Ein Roboter von ABB und Robotdalen arbeitet beim schwedischen Baukonzern Skanska in der Herstellung von Stahlbewehrungen. Roboter übernehmen auf Baustellen immer öfter schwere und unangenehme Arbeiten.

Ein Roboter von ABB und Robotdalen arbeitet beim schwedischen Baukonzern Skanska in der Herstellung von Stahlbewehrungen. (Bild: Robotdalen/Youtube.com)
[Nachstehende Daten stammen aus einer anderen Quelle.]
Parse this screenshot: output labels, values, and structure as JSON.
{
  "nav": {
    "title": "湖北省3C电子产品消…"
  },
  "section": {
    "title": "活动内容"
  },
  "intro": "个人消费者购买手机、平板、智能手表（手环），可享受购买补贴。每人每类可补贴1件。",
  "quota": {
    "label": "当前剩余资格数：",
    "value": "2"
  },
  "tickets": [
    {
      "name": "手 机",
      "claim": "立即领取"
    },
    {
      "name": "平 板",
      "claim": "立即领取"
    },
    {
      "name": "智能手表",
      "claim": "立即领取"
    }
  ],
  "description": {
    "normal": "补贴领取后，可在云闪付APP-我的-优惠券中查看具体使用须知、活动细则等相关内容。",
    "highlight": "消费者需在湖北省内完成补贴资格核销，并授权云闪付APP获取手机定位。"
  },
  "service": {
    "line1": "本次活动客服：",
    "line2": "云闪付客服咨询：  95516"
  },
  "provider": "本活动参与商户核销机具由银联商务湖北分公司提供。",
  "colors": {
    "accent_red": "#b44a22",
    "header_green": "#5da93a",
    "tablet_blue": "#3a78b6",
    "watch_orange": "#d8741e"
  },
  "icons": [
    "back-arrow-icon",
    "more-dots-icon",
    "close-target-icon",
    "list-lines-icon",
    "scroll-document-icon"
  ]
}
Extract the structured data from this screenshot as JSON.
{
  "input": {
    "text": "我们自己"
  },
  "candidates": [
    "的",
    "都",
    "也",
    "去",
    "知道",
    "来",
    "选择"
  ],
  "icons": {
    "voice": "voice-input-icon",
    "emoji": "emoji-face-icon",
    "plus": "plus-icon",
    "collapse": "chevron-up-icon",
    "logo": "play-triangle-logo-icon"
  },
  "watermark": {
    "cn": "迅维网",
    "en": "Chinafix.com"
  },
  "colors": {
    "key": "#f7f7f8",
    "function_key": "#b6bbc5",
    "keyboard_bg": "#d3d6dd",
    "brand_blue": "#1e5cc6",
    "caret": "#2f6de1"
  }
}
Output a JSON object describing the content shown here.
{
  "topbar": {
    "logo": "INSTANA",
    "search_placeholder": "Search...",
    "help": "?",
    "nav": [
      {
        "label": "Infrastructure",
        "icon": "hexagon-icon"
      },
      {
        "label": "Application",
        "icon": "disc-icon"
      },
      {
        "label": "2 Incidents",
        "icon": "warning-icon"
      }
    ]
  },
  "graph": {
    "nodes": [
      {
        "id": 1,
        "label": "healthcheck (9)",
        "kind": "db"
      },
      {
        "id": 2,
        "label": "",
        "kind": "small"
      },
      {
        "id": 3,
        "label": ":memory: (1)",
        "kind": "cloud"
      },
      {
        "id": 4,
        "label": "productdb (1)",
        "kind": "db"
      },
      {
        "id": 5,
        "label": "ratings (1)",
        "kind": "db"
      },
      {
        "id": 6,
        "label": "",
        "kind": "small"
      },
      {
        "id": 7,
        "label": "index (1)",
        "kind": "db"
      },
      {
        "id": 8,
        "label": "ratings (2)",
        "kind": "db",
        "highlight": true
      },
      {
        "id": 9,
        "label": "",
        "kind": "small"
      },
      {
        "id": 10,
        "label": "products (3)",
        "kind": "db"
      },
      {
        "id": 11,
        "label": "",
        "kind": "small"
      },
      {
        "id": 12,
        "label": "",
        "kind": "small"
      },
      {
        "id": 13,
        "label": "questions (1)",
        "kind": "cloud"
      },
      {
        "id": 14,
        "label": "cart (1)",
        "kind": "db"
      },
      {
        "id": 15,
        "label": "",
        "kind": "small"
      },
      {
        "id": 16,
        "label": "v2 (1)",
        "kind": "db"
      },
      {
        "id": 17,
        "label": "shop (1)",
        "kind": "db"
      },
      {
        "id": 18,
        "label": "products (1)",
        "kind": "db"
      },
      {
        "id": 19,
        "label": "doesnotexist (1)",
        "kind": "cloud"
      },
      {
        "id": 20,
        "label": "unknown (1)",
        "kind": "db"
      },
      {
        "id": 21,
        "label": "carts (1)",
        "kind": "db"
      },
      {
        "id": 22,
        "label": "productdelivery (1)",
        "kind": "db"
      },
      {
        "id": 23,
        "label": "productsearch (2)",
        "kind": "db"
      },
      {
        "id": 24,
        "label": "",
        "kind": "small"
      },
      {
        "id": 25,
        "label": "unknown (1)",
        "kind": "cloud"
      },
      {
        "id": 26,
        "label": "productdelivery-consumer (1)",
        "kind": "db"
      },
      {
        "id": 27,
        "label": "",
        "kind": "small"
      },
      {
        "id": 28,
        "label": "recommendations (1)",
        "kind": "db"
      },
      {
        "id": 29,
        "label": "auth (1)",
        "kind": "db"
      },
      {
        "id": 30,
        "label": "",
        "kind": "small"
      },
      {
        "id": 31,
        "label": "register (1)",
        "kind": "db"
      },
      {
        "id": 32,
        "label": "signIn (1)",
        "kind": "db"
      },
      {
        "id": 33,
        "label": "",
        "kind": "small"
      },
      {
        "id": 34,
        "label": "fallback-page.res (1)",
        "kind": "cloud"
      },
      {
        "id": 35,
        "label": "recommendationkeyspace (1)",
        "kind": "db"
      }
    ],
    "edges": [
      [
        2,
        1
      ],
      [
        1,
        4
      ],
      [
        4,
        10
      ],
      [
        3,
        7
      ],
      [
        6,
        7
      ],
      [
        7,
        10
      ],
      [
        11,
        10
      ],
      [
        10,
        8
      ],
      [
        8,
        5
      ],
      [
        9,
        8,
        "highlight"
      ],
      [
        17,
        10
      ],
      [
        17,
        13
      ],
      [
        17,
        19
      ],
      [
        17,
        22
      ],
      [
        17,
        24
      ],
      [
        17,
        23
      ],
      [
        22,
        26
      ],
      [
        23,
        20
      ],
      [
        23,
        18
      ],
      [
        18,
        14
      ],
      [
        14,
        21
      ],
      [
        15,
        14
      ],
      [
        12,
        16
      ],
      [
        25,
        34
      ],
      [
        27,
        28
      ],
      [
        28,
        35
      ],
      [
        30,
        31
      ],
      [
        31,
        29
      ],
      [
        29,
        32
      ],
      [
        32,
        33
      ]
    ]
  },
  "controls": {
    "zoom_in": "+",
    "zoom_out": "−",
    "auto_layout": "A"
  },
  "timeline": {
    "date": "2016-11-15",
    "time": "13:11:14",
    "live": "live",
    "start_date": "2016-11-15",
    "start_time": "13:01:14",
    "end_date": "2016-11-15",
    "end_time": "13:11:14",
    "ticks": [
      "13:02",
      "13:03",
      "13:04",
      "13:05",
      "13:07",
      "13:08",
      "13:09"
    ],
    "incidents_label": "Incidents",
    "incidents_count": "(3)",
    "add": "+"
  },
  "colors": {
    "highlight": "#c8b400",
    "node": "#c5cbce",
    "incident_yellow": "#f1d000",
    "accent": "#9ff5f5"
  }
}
Hadrian mauert schnell. In einer Stunde nimmt sich der Bauroboter der australischen Firma FBR 200 extragroße Porenbetonsteine oder Tonziegel von der Palette, schneidet sie falls nötig zu, trägt einen Spezialklebstoff auf und errichtet mit ihnen eine Mauer, für die Handwerker 2200 Standardziegel verarbeiten müssten. In seiner Heimatstadt Perth hat der Roboter-Kollege so zuletzt eine Kindertagesstätte in nur 57 Stunden gebaut. Für ein Einfamilienhaus bräuchte Hadrian knapp zwei Tage. Künftig geht es sogar noch schneller. Denn FBR arbeitet an einem Modell des Bauroboters, das bis zu 1000 übergroße Steine – also 11.000 vom Menschen verlegte Ziegel – verarbeitet.

Der Maurer-Roboter Hadrian arbeitet mit extragroßen Bausteinen und einem Spezialklebstoff.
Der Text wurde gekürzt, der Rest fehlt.